Each course was of five sessions, held once a week for two hours. The response was quite unexpected. We started the Family Science program for the first time in three schools (Stevenson middle school in East LA, St. Agnes and Trinity St. Elementary near USC). We had roughly 10-22 families at each site. But we had less than five participants in the two schools where we had conducted morning sessions.

I was quite mortified at this response considering that the instructors had spent 8 weeks preparing for the courses. We tried the evening sessions for two weeks with not much improvement in the numbers. We decided to move the courses back to the morning so that all the children could still benefit from the instruction.

Lessons learned:

  • If you didn’t have the foresight to prevent a problem, don’t let pride or “consistency” slow you down. Focus on your end goals and don’t be afraid to change tactics.
  • Give your team members the complete picture. If you are trying out something new and don’t know how it’s going to turn out …. Say so…. Your team will feel more connected and in step with the organization’s goals and if things don’t work out, at least all of you are trying to solve the problem together.
  • Focus on the positive! Four out of the six Family Science courses continued in the evenings.

Here is some feedback from administrators, children and parents at these schools.

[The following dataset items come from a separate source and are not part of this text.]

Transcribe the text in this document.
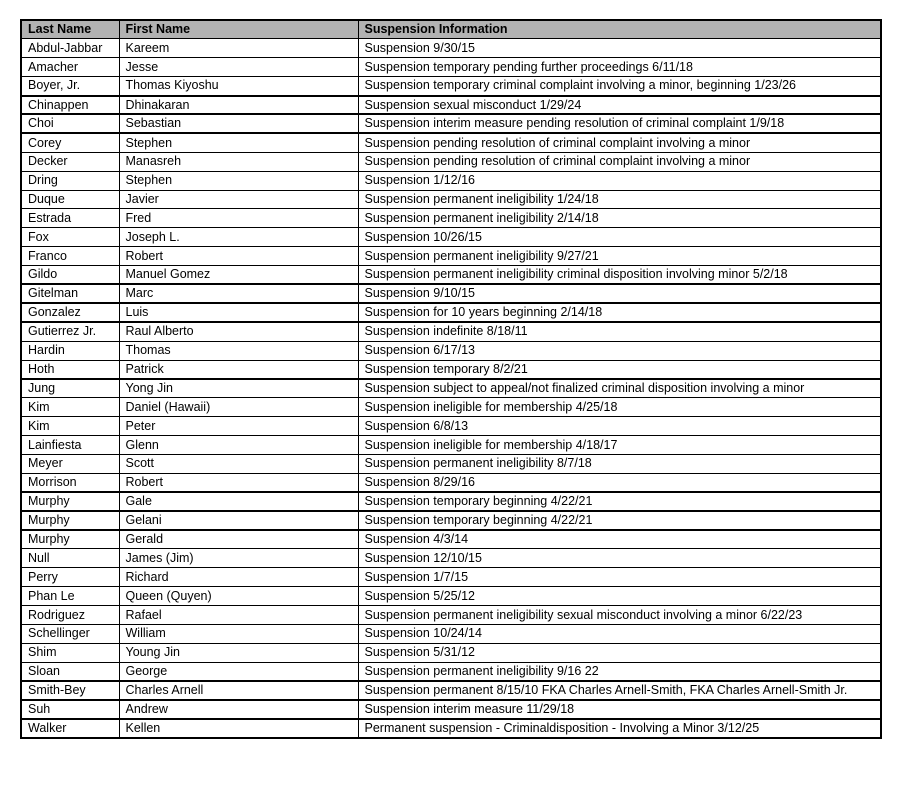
Last Name	First Name	Suspension Information
Abdul-Jabbar	Kareem	Suspension 9/30/15
Amacher	Jesse	Suspension temporary pending further proceedings 6/11/18
Boyer, Jr.	Thomas Kiyoshu	Suspension temporary criminal complaint involving a minor, beginning 1/23/26
Chinappen	Dhinakaran	Suspension sexual misconduct 1/29/24
Choi	Sebastian	Suspension interim measure pending resolution of criminal complaint 1/9/18
Corey	Stephen	Suspension pending resolution of criminal complaint involving a minor
Decker	Manasreh	Suspension pending resolution of criminal complaint involving a minor
Dring	Stephen	Suspension 1/12/16
Duque	Javier	Suspension permanent ineligibility 1/24/18
Estrada	Fred	Suspension permanent ineligibility 2/14/18
Fox	Joseph L.	Suspension 10/26/15
Franco	Robert	Suspension permanent ineligibility 9/27/21
Gildo	Manuel Gomez	Suspension permanent ineligibility criminal disposition involving minor 5/2/18
Gitelman	Marc	Suspension 9/10/15
Gonzalez	Luis	Suspension for 10 years beginning 2/14/18
Gutierrez Jr.	Raul Alberto	Suspension indefinite 8/18/11
Hardin	Thomas	Suspension 6/17/13
Hoth	Patrick	Suspension temporary 8/2/21
Jung	Yong Jin	Suspension subject to appeal/not finalized criminal disposition involving a minor
Kim	Daniel (Hawaii)	Suspension ineligible for membership 4/25/18
Kim	Peter	Suspension 6/8/13
Lainfiesta	Glenn	Suspension ineligible for membership 4/18/17
Meyer	Scott	Suspension permanent ineligibility 8/7/18
Morrison	Robert	Suspension 8/29/16
Murphy	Gale	Suspension temporary beginning 4/22/21
Murphy	Gelani	Suspension temporary beginning 4/22/21
Murphy	Gerald	Suspension 4/3/14
Null	James (Jim)	Suspension 12/10/15
Perry	Richard	Suspension 1/7/15
Phan Le	Queen (Quyen)	Suspension 5/25/12
Rodriguez	Rafael	Suspension permanent ineligibility sexual misconduct involving a minor 6/22/23
Schellinger	William	Suspension 10/24/14
Shim	Young Jin	Suspension 5/31/12
Sloan	George	Suspension permanent ineligibility 9/16 22
Smith-Bey	Charles Arnell	Suspension permanent 8/15/10 FKA Charles Arnell-Smith, FKA Charles Arnell-Smith Jr.
Suh	Andrew	Suspension interim measure 11/29/18
Walker	Kellen	Permanent suspension - Criminaldisposition - Involving a Minor 3/12/25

These lessons sometimes take a couple/three weeks to catch on with the families – they have never really done many activities like this, so you are serving many great purposes: educating our families about science and perhaps greater than that, teaching families how to participate in these kinds of activities. Great work! Pat Falzone, Trinity Street School

I know our parents and children have benefited immensely–they have never had an experience like this. Education at its finest. –Kathleen Doherty, St. Agnes

What did you like most?
That I did it with my family and learned how to make it a ball.5th grade student, Science of Sporting Equipment Course

The class seems very interesting just as much for the parents as it is for the students. Those in charge of instructing the class are very friendly and explain the projects very well. They seem very good for the school because they help students do new and different things that perhaps like parents or in they same school they don’t do it. Thank you for showing new things to our kids. Thank you to everyone who teach the sessions. Idalia Contreras , Mother of 5th grade student, Structural Color Course

Change the world!

We made exciting progress on the following fronts:

  • Identified a model that would extend learning beyond the course i.e. Family Science Courses.
  • Conducted a 40 hour course with 60 high school students in which they designed and built a city that ran on wind, water, solar (and human) power.

  • Developed a partnership with the Aerospace & Mechanical Engineering Department, USC through which undergraduate students earned 3 credits for teaching these courses. We started off the “Engineers as Teachers” course with 6 students in the fall. They conducted 8-18 hour courses on Aeronautics, Physics of Sailing, Renewable Energy and Rockets!

  • We conducted three Family Science Courses (in addition to 40 courses for children) in 2007. Two were in the morning (at Johnnie Cochran Middle School and Audubon Middle School) and one in the evening (Shenandoah St Elementary). We got about 4-8 parents for the morning courses and about 32 families (~ 80 participants) in the evening course.